50bookchallenge #27/50: An Unfortunate Woman, Richard Brautigan
It’s November and I’m only halfway through my goal of fifty books for the year, so yes, I’m looking at the slimmest volumes on the shelf. I tore through this last night before bed and this morning before breakfast. I’m left with bitter feelings about it and almost wish I hadn’t read it. I feel good for having bought it and helping to support Ianthe Brautigan, but the psychic act of reading this book which Richard Brautigan never chose to have published seems cruel and sad.

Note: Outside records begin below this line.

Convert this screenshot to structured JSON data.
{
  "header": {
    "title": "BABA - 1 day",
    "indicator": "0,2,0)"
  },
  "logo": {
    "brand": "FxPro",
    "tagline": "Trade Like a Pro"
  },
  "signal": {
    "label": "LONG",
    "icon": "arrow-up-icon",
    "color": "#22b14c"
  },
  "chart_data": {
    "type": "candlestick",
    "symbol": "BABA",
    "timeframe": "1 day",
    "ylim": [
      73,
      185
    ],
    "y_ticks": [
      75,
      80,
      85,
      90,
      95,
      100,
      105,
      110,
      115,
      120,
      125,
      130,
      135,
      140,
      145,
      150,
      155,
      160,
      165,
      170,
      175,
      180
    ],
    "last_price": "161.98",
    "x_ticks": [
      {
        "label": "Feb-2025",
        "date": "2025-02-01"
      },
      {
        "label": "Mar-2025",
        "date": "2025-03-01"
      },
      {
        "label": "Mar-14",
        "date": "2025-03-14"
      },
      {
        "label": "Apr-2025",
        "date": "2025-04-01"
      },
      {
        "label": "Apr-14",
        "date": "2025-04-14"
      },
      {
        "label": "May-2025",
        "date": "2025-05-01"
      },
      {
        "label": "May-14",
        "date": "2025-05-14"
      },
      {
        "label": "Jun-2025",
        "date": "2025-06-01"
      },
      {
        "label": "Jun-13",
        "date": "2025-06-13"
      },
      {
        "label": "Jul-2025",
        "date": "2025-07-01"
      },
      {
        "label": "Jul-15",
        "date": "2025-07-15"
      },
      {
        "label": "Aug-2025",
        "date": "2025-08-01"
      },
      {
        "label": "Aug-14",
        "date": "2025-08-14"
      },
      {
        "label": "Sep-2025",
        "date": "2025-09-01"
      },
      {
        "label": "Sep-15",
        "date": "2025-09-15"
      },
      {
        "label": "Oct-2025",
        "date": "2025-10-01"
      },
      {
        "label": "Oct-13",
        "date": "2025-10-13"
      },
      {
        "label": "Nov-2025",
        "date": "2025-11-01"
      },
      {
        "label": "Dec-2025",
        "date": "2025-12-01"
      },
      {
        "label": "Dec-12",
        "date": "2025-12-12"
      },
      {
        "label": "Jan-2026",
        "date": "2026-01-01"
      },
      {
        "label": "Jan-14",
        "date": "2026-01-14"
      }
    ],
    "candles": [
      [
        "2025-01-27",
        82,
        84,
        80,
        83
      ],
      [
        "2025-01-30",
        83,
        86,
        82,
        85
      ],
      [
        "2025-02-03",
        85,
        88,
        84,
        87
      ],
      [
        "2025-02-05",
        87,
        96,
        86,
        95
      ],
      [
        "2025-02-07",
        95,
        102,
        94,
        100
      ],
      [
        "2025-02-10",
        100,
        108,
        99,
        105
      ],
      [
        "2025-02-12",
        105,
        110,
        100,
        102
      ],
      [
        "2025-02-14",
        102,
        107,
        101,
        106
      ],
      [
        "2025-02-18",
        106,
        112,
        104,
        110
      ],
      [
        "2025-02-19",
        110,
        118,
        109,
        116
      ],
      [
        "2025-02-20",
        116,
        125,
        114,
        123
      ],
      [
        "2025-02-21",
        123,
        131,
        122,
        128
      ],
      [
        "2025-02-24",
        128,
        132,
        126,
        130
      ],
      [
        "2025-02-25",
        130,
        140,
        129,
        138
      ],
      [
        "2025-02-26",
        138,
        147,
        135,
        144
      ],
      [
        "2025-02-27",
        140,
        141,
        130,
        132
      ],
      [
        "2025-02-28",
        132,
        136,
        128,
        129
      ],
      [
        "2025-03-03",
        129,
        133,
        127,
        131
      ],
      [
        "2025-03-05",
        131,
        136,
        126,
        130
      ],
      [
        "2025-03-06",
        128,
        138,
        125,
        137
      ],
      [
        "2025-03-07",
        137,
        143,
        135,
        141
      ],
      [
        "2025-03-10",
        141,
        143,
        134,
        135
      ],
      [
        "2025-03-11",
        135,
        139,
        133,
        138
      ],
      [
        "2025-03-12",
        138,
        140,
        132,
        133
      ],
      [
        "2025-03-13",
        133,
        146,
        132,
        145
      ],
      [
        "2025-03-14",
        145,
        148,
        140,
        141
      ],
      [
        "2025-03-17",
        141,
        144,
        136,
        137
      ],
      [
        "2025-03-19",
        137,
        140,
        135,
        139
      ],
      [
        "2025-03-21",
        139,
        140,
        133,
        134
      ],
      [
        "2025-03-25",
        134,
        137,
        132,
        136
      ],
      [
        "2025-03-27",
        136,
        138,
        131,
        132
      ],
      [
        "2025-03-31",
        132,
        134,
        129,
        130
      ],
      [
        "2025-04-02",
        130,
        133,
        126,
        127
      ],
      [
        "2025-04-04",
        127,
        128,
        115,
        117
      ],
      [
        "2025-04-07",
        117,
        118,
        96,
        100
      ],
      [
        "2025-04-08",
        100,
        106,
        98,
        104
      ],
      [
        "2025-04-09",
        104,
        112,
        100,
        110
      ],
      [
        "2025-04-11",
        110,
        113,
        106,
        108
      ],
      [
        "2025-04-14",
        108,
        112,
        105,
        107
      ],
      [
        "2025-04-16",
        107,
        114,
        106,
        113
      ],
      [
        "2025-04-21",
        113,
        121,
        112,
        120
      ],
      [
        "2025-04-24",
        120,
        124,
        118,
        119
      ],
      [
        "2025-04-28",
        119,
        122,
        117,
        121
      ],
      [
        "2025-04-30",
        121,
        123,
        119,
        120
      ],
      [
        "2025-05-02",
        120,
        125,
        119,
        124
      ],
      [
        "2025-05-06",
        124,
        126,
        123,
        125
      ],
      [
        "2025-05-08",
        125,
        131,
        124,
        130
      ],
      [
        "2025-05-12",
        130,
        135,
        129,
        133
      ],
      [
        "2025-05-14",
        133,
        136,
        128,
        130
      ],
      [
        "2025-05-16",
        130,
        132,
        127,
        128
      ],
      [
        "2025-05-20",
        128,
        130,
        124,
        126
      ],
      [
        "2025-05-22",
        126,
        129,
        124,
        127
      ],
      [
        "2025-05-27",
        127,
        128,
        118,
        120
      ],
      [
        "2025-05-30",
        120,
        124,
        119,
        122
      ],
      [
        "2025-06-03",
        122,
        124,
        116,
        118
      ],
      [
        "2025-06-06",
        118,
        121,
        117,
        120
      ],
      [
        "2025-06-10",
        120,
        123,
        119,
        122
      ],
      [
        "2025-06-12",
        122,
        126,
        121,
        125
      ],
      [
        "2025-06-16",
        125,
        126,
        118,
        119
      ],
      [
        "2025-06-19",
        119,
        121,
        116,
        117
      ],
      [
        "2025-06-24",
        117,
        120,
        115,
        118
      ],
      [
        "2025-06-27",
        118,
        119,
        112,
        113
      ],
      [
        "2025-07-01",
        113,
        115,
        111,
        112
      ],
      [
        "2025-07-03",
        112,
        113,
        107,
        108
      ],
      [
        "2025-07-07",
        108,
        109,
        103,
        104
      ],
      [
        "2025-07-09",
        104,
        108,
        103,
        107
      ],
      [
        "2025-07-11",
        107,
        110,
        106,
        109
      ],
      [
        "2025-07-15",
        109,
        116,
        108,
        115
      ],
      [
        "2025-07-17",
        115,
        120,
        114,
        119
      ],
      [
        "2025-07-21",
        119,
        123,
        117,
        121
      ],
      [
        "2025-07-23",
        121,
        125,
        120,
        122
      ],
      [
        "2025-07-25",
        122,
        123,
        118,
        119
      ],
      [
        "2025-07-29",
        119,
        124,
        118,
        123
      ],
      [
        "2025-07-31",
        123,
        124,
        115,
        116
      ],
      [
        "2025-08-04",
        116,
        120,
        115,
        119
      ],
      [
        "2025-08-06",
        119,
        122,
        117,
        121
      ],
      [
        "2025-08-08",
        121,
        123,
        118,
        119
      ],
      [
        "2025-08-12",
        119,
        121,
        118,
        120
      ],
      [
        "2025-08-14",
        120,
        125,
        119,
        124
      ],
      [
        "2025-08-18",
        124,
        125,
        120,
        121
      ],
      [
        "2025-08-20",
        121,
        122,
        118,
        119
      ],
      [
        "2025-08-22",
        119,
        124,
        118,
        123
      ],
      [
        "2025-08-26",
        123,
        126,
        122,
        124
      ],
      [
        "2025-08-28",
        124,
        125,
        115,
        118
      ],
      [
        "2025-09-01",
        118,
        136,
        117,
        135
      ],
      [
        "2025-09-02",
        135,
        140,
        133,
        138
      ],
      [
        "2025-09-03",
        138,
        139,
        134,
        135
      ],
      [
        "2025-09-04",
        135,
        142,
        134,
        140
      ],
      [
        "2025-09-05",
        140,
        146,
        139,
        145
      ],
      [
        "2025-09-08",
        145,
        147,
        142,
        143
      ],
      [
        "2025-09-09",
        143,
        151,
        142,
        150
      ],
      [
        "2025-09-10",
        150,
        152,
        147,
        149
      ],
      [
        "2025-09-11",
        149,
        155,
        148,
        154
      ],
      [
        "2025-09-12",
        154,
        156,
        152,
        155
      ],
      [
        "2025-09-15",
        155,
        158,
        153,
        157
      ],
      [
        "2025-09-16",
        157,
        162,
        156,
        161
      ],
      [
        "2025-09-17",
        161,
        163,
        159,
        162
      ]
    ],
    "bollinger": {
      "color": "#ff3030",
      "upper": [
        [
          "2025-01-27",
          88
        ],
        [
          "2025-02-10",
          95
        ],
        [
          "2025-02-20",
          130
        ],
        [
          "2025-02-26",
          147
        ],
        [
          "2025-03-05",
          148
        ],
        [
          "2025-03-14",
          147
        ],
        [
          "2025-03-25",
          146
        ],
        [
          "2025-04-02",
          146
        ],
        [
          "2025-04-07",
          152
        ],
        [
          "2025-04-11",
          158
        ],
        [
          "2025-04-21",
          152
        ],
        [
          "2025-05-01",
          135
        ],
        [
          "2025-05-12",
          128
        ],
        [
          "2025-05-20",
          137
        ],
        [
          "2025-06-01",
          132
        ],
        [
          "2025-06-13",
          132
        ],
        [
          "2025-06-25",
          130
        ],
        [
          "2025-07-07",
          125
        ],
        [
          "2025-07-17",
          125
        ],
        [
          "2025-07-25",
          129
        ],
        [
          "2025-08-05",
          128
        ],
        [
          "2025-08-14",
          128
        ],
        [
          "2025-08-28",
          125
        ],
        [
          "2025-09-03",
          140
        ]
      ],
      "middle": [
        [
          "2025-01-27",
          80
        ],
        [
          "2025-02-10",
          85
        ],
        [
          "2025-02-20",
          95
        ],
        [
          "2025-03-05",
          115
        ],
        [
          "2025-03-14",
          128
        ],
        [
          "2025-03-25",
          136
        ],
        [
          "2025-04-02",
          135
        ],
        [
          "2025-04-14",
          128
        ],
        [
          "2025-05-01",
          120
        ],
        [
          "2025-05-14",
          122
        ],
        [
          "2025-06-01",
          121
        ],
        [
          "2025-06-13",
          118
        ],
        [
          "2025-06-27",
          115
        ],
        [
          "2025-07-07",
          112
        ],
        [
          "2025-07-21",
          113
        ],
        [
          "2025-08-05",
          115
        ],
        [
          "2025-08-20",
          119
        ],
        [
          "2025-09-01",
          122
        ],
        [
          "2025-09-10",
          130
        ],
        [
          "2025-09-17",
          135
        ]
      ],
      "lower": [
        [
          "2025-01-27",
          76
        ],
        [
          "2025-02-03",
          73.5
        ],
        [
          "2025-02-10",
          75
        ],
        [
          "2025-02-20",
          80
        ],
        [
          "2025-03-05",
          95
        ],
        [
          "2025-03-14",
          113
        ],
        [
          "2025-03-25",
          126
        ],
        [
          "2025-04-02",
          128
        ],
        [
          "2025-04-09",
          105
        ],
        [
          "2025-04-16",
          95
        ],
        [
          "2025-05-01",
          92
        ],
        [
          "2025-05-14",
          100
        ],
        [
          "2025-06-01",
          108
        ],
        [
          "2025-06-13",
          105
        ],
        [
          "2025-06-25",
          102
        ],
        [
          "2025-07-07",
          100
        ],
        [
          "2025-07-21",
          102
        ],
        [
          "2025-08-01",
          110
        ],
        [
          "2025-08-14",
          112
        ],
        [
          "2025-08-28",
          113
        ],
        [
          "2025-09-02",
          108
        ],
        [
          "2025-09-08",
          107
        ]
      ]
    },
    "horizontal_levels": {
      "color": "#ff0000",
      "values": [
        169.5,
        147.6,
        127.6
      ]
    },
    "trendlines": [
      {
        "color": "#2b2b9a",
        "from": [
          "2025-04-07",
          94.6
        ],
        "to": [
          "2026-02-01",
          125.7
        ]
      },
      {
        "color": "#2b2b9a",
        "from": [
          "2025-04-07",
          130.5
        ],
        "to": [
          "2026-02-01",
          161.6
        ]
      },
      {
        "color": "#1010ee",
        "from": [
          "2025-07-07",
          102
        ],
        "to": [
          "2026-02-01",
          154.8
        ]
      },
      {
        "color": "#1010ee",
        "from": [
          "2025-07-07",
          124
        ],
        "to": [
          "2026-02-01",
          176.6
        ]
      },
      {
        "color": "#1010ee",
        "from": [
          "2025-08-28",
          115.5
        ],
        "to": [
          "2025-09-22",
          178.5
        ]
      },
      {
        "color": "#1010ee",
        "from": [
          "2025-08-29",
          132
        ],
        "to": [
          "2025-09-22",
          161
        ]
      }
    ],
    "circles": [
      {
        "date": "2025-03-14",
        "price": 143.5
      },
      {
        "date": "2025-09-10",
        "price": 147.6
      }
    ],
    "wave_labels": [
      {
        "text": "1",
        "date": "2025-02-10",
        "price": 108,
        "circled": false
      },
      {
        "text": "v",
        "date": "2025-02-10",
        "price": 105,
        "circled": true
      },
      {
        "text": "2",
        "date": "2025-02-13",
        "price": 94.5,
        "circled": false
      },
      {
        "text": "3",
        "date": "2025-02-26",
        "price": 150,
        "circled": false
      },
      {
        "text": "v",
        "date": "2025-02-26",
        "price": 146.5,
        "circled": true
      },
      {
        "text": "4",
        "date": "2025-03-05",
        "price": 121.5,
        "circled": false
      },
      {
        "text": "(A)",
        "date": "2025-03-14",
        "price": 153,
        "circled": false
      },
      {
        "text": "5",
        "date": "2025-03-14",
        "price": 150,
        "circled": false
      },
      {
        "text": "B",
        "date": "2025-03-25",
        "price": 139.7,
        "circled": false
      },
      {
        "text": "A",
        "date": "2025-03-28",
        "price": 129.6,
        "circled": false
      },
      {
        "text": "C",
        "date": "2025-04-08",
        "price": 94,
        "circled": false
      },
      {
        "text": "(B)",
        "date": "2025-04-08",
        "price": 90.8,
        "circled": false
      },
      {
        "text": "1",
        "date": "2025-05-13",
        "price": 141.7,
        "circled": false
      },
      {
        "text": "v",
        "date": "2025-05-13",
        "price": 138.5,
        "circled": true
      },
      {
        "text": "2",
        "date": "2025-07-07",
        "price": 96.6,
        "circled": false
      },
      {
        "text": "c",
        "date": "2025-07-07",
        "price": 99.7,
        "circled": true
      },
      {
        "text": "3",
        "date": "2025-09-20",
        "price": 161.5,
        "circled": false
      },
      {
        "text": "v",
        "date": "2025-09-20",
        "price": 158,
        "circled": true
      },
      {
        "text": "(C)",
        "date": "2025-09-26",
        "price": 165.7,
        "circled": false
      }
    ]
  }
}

This is not a novel and it is not poetry. It’s not even a memoir. I think it can be most accurately described as a journal, although he does refer to it as his book. There are snippets from his life told in fragments, all darkly obsessed with death and in particular death by suicide. But this is not enough of a theme to make a collection of writings a coherent work, and it’s so clearly his direct experience to just be embarrassing and more than a little sad.
This is, to my eye, authentic. It’s Brautigan’s voice and Brautigan’s humor. But it didn’t seem like a work meant for others, more a personal journal, perhaps what would have been part of Richard Brautigan’s blog if technology had permitted in 1982. But if he had wanted it published, he certainly had the technology to do so. This had not been submitted to an editor and having read it I doubt he intended to. It reads more like a suicide note than a novel, and reminds me of Brautigan’s genius only in that the end of it was approaching.